Its location and underlying anatomy make it vulnerable to injury. Injuries can occur from trauma, lifting heavy objects, and other causes. In some cases, surgery is needed. X-rays can help to rule out broken bones. Other methods of diagnosis include ultrasound and imaging scans.
Acute injuries can be treated with physiotherapy and medication. Chronic injuries may require physical therapy to help improve range of motion. Physical therapy can also prevent injuries from occurring in the future.
Some studies have shown that spinal manipulation can improve range of motion, voice quality, and muscle tension. In addition, transcutaneous electrical nerve stimulation has been shown to reduce root media readings in the trapezius muscles.
Trigger Point Referred Pain Patterns
Sternal head: pain in occiput, radiating anteriorly to eyebrow, cheek, and throat (eye and sinus). Clavicular head: frontal headache, earache, mastoid pain (dizziness and spatial awareness).

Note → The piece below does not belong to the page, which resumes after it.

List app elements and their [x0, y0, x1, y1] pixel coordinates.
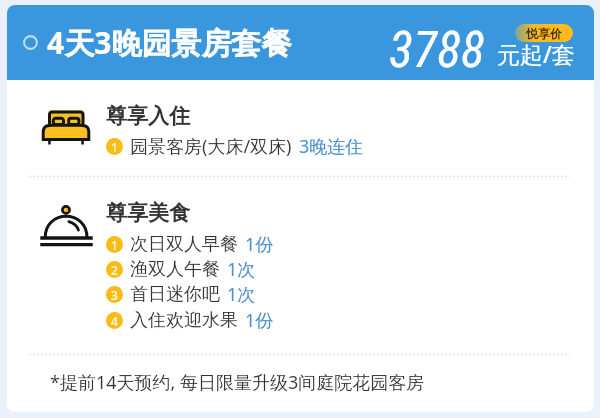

Tension headache, whiplash, stiff neck, atypical facial neuralgia, hangover headache, postural dizziness, altered SNS symptoms to half of face, lowered spatial awareness, ptosis.
May also be associated with (existing) persistent dry, tickling cough, sinusitis and chronic sore throats, increased eye tearing and reddening, popping sounds in the ear (one sided), balance problems, and veering to one side when driving.
This blog is intended to be used for information purposes only and is not intended to be used for medical diagnosis or treatment or to substitute for a medical diagnosis and/or treatment rendered or prescribed by a physician or competent healthcare professional. This information is designed as educational material, but should not be taken as a recommendation for treatment of any particular person or patient. Always consult your physician if you think you need treatment or if you feel unwell.